Table 1. Average weekly numbers of vacancies and resumes per regions, 2014.

From the data presented in Table 1, we can conclude that the considered regions significantly differ in the numbers of vacancies and resumes published online. While Novosibirsk region is special, as we noted above, the Tomskaya oblast still has notable lead from the others. It indeed can be explained by higher “online mobility” of its citizens, quite a significant share of which is students. Interestingly, the ratios between vacancies and resumes are more stable, although in most of the regions there are more companies looking for staff than people looking for jobs. We are continuously monitoring this ratio, which is a good indication of the state of economy.

Table 2 presents data on average salaries that are proposed in vacancies and requested in resumes. We compare these data to the official salary statistics (which is taken for the whole year 2014) and calculate the ration between the average salaries data from the system to the official data. The official salary data for Tyumenskaya obl. is taken excluding the ones in its autonomous regions, which are rarely present online but introduce bias due to high salaries in their oil industry. Table 3 contains the salary-related information for Novosibirsk region by years. The data is shown for half-years, but official salaries are taken for the whole year, due to lack of more detailed statistics. It’s interesting to note that in 2013, when the economic situation was quite stable, the ration between proposed and requested salaries (Ratio V/R) was close to 1, but how the situation changed in 2014, when the economy worsened in the fall. Prior to the decline, the requested salaries boomed (it’s a well-known fact that the cost of resources increases prior to crises), but after most of the workforce experienced the economic troubles, they got ready to work for much lower salaries.

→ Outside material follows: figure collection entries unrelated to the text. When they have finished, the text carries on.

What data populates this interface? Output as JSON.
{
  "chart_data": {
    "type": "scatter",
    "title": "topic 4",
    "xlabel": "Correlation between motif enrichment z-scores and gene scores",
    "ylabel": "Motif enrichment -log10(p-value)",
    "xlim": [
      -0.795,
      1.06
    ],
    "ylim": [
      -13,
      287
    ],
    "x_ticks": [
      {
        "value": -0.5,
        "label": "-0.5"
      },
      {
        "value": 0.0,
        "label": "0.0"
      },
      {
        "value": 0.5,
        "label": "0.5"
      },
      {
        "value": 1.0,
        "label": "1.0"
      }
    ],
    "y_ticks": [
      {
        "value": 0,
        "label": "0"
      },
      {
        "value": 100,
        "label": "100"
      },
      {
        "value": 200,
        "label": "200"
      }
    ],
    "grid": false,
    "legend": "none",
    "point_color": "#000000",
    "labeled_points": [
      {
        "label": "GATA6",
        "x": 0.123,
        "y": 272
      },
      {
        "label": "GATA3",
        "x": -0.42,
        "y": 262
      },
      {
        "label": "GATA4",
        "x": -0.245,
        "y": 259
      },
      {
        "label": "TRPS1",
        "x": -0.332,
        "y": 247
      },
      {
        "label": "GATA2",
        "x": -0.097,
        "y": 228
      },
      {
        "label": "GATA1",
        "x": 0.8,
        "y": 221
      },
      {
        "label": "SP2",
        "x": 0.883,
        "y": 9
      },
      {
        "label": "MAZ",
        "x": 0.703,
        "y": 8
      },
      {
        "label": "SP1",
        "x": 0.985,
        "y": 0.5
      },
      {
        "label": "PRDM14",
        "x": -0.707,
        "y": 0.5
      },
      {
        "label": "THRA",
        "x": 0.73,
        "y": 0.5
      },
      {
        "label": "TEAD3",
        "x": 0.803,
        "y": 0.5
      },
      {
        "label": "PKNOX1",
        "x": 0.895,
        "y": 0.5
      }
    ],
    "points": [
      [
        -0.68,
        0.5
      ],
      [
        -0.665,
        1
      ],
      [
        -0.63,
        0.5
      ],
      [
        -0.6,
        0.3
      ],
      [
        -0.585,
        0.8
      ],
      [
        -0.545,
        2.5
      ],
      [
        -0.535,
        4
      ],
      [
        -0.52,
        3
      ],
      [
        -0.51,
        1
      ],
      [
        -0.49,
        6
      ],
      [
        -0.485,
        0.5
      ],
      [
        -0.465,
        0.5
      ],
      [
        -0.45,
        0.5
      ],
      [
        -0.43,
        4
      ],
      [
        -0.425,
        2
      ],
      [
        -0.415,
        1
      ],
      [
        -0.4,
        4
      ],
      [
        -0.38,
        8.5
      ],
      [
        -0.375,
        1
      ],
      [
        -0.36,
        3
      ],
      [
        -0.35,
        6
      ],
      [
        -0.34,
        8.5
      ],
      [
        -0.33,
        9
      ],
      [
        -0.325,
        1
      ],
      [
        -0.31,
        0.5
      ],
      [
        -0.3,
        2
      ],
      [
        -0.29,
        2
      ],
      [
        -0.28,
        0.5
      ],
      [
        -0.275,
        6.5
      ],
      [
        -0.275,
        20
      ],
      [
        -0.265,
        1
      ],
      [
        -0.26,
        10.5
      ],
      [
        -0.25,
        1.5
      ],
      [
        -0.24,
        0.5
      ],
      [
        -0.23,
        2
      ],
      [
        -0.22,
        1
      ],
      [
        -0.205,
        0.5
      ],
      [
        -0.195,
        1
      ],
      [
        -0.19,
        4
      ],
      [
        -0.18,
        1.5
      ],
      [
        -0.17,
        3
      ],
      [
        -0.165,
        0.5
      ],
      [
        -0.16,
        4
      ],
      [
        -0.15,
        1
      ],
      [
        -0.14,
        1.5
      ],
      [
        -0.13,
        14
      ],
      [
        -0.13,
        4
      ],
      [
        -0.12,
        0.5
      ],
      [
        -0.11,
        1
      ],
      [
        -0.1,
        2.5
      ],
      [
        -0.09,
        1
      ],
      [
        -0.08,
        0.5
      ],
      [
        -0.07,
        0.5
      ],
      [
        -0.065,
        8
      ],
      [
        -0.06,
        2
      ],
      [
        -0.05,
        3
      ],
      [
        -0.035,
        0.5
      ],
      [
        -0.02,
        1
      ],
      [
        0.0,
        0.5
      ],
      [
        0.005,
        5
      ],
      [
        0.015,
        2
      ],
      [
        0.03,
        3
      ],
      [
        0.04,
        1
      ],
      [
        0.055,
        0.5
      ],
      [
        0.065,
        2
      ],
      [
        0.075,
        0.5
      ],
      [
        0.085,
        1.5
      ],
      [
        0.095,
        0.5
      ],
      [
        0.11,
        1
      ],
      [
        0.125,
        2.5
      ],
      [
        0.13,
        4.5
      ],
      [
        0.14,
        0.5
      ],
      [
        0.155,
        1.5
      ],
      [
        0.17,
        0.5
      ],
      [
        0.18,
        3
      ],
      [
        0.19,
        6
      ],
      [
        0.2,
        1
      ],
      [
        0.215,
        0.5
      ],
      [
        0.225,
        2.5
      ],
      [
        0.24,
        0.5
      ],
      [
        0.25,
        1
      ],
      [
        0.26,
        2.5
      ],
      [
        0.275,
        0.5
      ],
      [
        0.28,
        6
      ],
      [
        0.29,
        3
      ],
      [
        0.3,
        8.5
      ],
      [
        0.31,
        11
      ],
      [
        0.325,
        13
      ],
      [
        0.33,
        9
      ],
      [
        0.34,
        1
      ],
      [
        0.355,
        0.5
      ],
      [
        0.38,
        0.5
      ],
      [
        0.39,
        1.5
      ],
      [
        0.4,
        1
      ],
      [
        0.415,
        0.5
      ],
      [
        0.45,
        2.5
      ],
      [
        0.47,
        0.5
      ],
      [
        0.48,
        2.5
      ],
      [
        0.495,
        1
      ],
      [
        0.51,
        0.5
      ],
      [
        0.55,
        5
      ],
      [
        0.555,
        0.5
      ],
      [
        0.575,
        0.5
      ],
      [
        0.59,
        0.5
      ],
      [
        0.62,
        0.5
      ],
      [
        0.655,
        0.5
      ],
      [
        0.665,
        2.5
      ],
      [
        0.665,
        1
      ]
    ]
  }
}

Table 2. Average monthly salaries per regions, 2014.
Table 3. Average monthly salaries for Novosibirsk region, per years.

4 Conclusions

Nowadays, as annual growth rate in the amounts of data created and transferred in the world is estimated as 50 %, Internet is increasingly viewed as a data source, and already not only business organizations, but even understandably conservative National statistical institutes initiate projects to employ online data. It is said that BD and DM are domain-specific [2], and in such fields as health care (medical data), business intelligence, education, etc. they are on different stages of maturity. Thus we reason that ODM should be seen as a distinct field as well, having very specific considerations in terms of data collection, methodological aspects and so on.

The paper discusses certain issues in intelligent online data employment in analysis of various phenomena and supporting decision-making. Although technological problems seem to be mostly resolved [17, 18], the matter of general feasibility seems to be less explored [13]. Apparently, most promising application of automated data collection is not in replacing existing manual procedures, but in reaching new areas and achieving higher level of detail. There are decisions to be made in domains where the amount of data generated or updated daily is beyond any hand-processing, so automation and intellectualization are the only reasonable options. From our relevant experiences from a project ongoing from 2011, the intelligent information system for monitoring labor market, we in particular conclude that an important challenge in development such systems is their potential users’ (that is, government agencies officials) conservatism with IT, which puts requirements generation burden on developers. We also provide real data from the system, for selected regions of Russia and various time periods, and offer economy-related observations. Interestingly, we can conclude that capabilities of our and similar intelligent solutions so far exceed the information needs of responsible authorities, and we attempt to outline directions for securing wider acceptance of ODM methods.